Here are the highlights:
• Possession of up to two ounces (57 grams) allowed.
• Six plants at home - or up to 12 per household allowed.
• Recreational cannabis legal in 2022.
• Maximum 20% tax.
• No limits on the amount of licenses issued.
• Criminal records for personal posssession expunged.
• Those currently serving jail time for marijuana-related offenses to have cases reviewed.
Grisham stated after the bills were passed:
“This is a good bill. This special session was a success. And the work of making sure that this industry is a success, that New Mexicans are able to reap the full economic and social benefit of legalized adult-use cannabis, that workplace and roadway safety are assured to the greatest degree possible – that work will go on.

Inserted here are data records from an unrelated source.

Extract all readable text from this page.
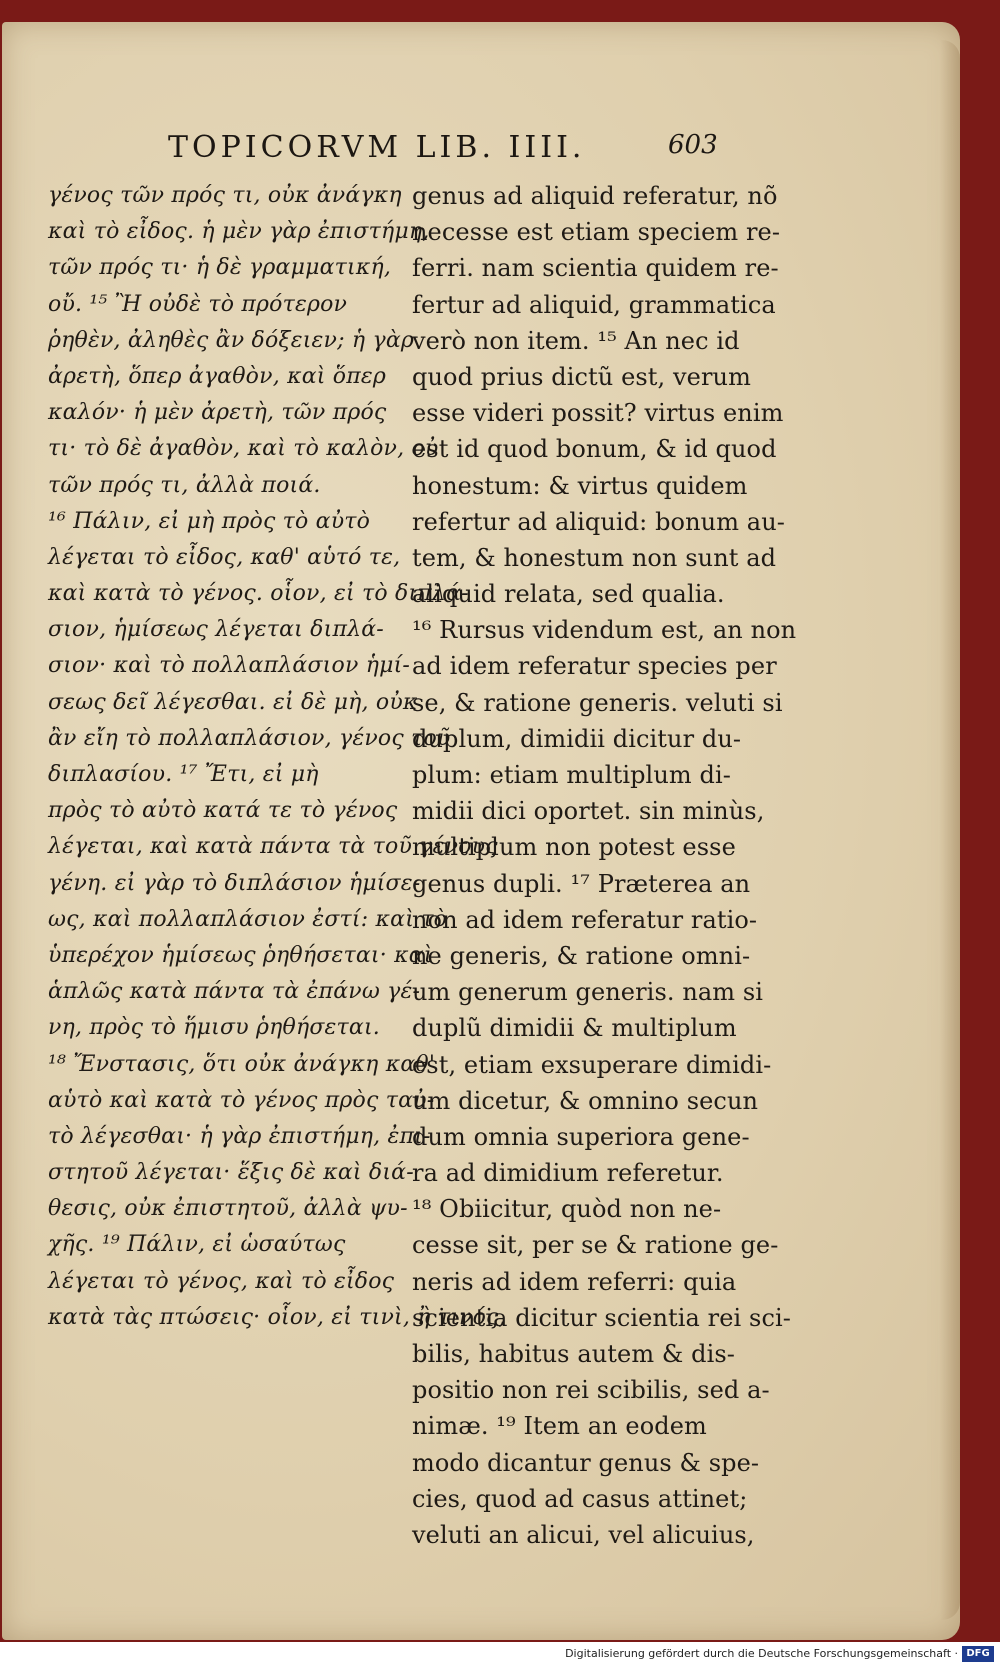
TOPICORVM LIB. IIII.	603
γένος τῶν πρός τι, οὐκ ἀνάγκη
καὶ τὸ εἶδος. ἡ μὲν γὰρ ἐπιστήμη,
τῶν πρός τι· ἡ δὲ γραμματική,
οὔ. ¹⁵ Ἢ οὐδὲ τὸ πρότερον
ῥηθὲν, ἀληθὲς ἂν δόξειεν; ἡ γὰρ
ἀρετὴ, ὅπερ ἀγαθὸν, καὶ ὅπερ
καλόν· ἡ μὲν ἀρετὴ, τῶν πρός
τι· τὸ δὲ ἀγαθὸν, καὶ τὸ καλὸν, οὐ
τῶν πρός τι, ἀλλὰ ποιά.
¹⁶ Πάλιν, εἰ μὴ πρὸς τὸ αὐτὸ
λέγεται τὸ εἶδος, καθ' αὑτό τε,
καὶ κατὰ τὸ γένος. οἷον, εἰ τὸ διπλά-
σιον, ἡμίσεως λέγεται διπλά-
σιον· καὶ τὸ πολλαπλάσιον ἡμί-
σεως δεῖ λέγεσθαι. εἰ δὲ μὴ, οὐκ
ἂν εἴη τὸ πολλαπλάσιον, γένος τοῦ
διπλασίου. ¹⁷ Ἔτι, εἰ μὴ
πρὸς τὸ αὐτὸ κατά τε τὸ γένος
λέγεται, καὶ κατὰ πάντα τὰ τοῦ γένους
γένη. εἰ γὰρ τὸ διπλάσιον ἡμίσε-
ως, καὶ πολλαπλάσιον ἐστί: καὶ τὸ
ὑπερέχον ἡμίσεως ῥηθήσεται· καὶ
ἁπλῶς κατὰ πάντα τὰ ἐπάνω γέ-
νη, πρὸς τὸ ἥμισυ ῥηθήσεται.
¹⁸ Ἔνστασις, ὅτι οὐκ ἀνάγκη καθ'
αὑτὸ καὶ κατὰ τὸ γένος πρὸς ταὐ-
τὸ λέγεσθαι· ἡ γὰρ ἐπιστήμη, ἐπι-
στητοῦ λέγεται· ἕξις δὲ καὶ διά-
θεσις, οὐκ ἐπιστητοῦ, ἀλλὰ ψυ-
χῆς. ¹⁹ Πάλιν, εἰ ὡσαύτως
λέγεται τὸ γένος, καὶ τὸ εἶδος
κατὰ τὰς πτώσεις· οἷον, εἰ τινὶ, ἢ τινός,
genus ad aliquid referatur, nõ
necesse est etiam speciem re-
ferri. nam scientia quidem re-
fertur ad aliquid, grammatica
verò non item. ¹⁵ An nec id
quod prius dictũ est, verum
esse videri possit? virtus enim
est id quod bonum, & id quod
honestum: & virtus quidem
refertur ad aliquid: bonum au-
tem, & honestum non sunt ad
aliquid relata, sed qualia.
¹⁶ Rursus videndum est, an non
ad idem referatur species per
se, & ratione generis. veluti si
duplum, dimidii dicitur du-
plum: etiam multiplum di-
midii dici oportet. sin minùs,
multiplum non potest esse
genus dupli. ¹⁷ Præterea an
non ad idem referatur ratio-
ne generis, & ratione omni-
um generum generis. nam si
duplũ dimidii & multiplum
est, etiam exsuperare dimidi-
um dicetur, & omnino secun
dum omnia superiora gene-
ra ad dimidium referetur.
¹⁸ Obiicitur, quòd non ne-
cesse sit, per se & ratione ge-
neris ad idem referri: quia
scientia dicitur scientia rei sci-
bilis, habitus autem & dis-
positio non rei scibilis, sed a-
nimæ. ¹⁹ Item an eodem
modo dicantur genus & spe-
cies, quod ad casus attinet;
veluti an alicui, vel alicuius,
Digitalisierung gefördert durch die Deutsche Forschungsgemeinschaft · DFG
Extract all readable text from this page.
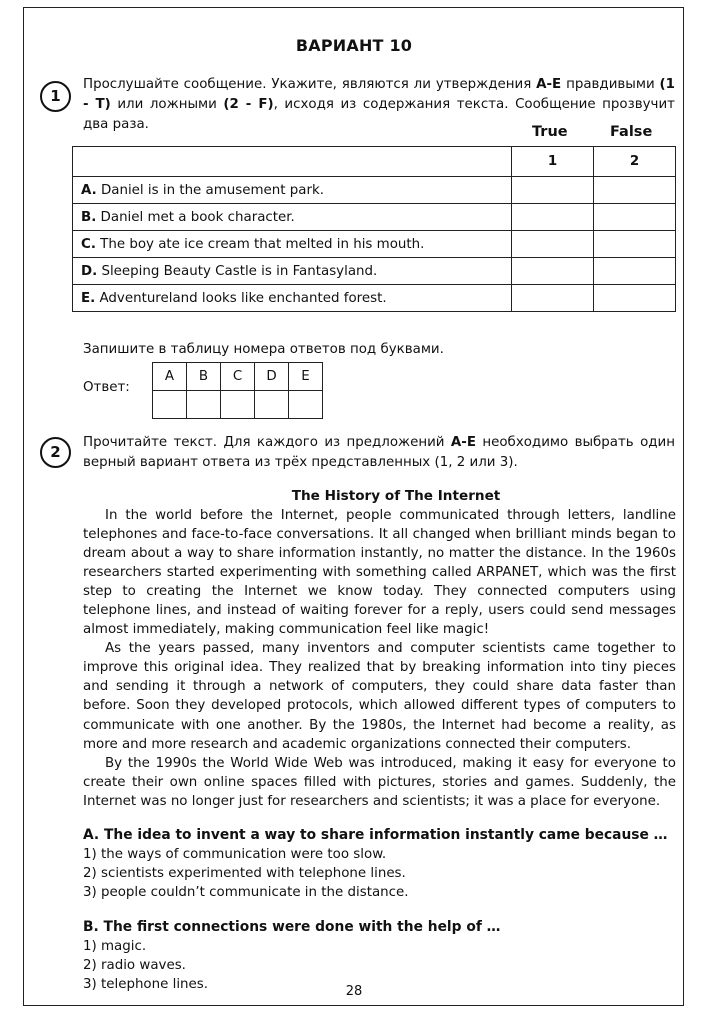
ВАРИАНТ 10
1

Прослушайте сообщение. Укажите, являются ли утверждения A-E правдивыми (1 - T) или ложными (2 - F), исходя из содержания текста. Сообщение прозвучит два раза.	True	False
	1	2
A. Daniel is in the amusement park.		
B. Daniel met a book character.		
C. The boy ate ice cream that melted in his mouth.		
D. Sleeping Beauty Castle is in Fantasyland.		
E. Adventureland looks like enchanted forest.		
Запишите в таблицу номера ответов под буквами.
Ответ:
A	B	C	D	E

2

Прочитайте текст. Для каждого из предложений A-E необходимо выбрать один верный вариант ответа из трёх представленных (1, 2 или 3).

The History of The Internet

In the world before the Internet, people communicated through letters, landline telephones and face-to-face conversations. It all changed when brilliant minds began to dream about a way to share information instantly, no matter the distance. In the 1960s researchers started experimenting with something called ARPANET, which was the first step to creating the Internet we know today. They connected computers using telephone lines, and instead of waiting forever for a reply, users could send messages almost immediately, making communication feel like magic!

As the years passed, many inventors and computer scientists came together to improve this original idea. They realized that by breaking information into tiny pieces and sending it through a network of computers, they could share data faster than before. Soon they developed protocols, which allowed different types of computers to communicate with one another. By the 1980s, the Internet had become a reality, as more and more research and academic organizations connected their computers.

By the 1990s the World Wide Web was introduced, making it easy for everyone to create their own online spaces filled with pictures, stories and games. Suddenly, the Internet was no longer just for researchers and scientists; it was a place for everyone.

A. The idea to invent a way to share information instantly came because …
1) the ways of communication were too slow.
2) scientists experimented with telephone lines.
3) people couldn’t communicate in the distance.
B. The first connections were done with the help of …
1) magic.
2) radio waves.
3) telephone lines.	28
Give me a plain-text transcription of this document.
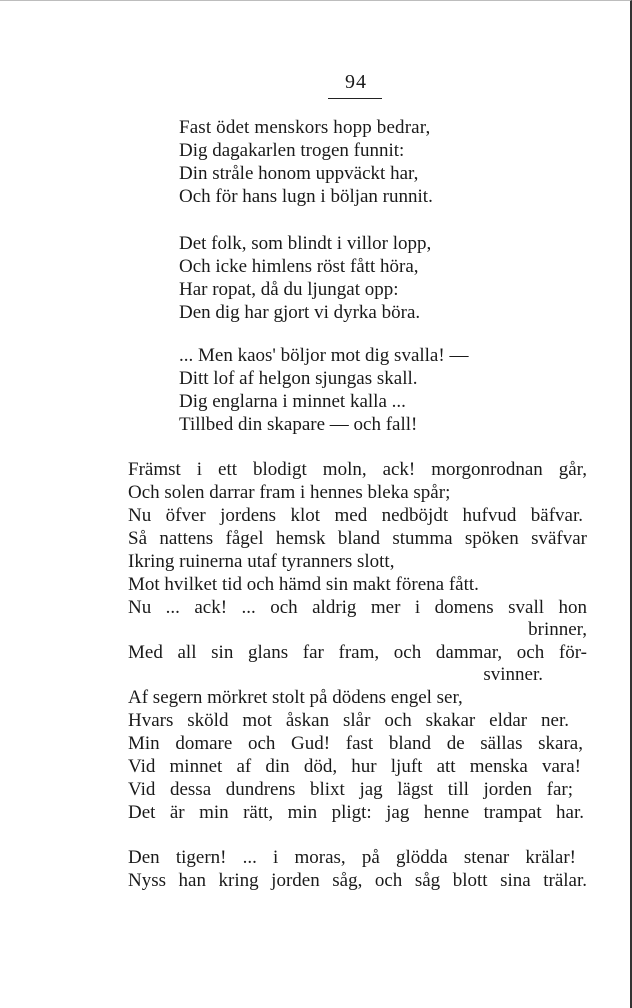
94
Fast ödet menskors hopp bedrar,
Dig dagakarlen trogen funnit:
Din stråle honom uppväckt har,
Och för hans lugn i böljan runnit.
Det folk, som blindt i villor lopp,
Och icke himlens röst fått höra,
Har ropat, då du ljungat opp:
Den dig har gjort vi dyrka böra.
... Men kaos' böljor mot dig svalla! —
Ditt lof af helgon sjungas skall.
Dig englarna i minnet kalla ...
Tillbed din skapare — och fall!
Främst i ett blodigt moln, ack! morgonrodnan går,
Och solen darrar fram i hennes bleka spår;
Nu öfver jordens klot med nedböjdt hufvud bäfvar.
Så nattens fågel hemsk bland stumma spöken sväfvar
Ikring ruinerna utaf tyranners slott,
Mot hvilket tid och hämd sin makt förena fått.
Nu ... ack! ... och aldrig mer i domens svall hon
brinner,
Med all sin glans far fram, och dammar, och för-
svinner.
Af segern mörkret stolt på dödens engel ser,
Hvars sköld mot åskan slår och skakar eldar ner.
Min domare och Gud! fast bland de sällas skara,
Vid minnet af din död, hur ljuft att menska vara!
Vid dessa dundrens blixt jag lägst till jorden far;
Det är min rätt, min pligt: jag henne trampat har.
Den tigern! ... i moras, på glödda stenar krälar!
Nyss han kring jorden såg, och såg blott sina trälar.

Change never comes easily and rarely does it occur as quickly as we might like. But with this major step forward, we are signaling more clearly than ever before that we are ready, as a state, to truly break new ground, to think differently about ourselves and our economic future, to fearlessly invest in ourselves and in the limitless potential of New Mexicans.”
In 2020, Grisham estimated legalization would create 11,000 new jobs in the state, from cultivation to retail, with sales of $620 million and revenues up to $100 million by year five of the program.
The other 17 adult-use cannabis states are: Alaska, Arizona, California, Colorado, Illinois, Massachusetts, Maine, Michigan, Montana, Nevada, New Jersey, New York, Oregon, South Dakota, Vermont, Virginia and Washington.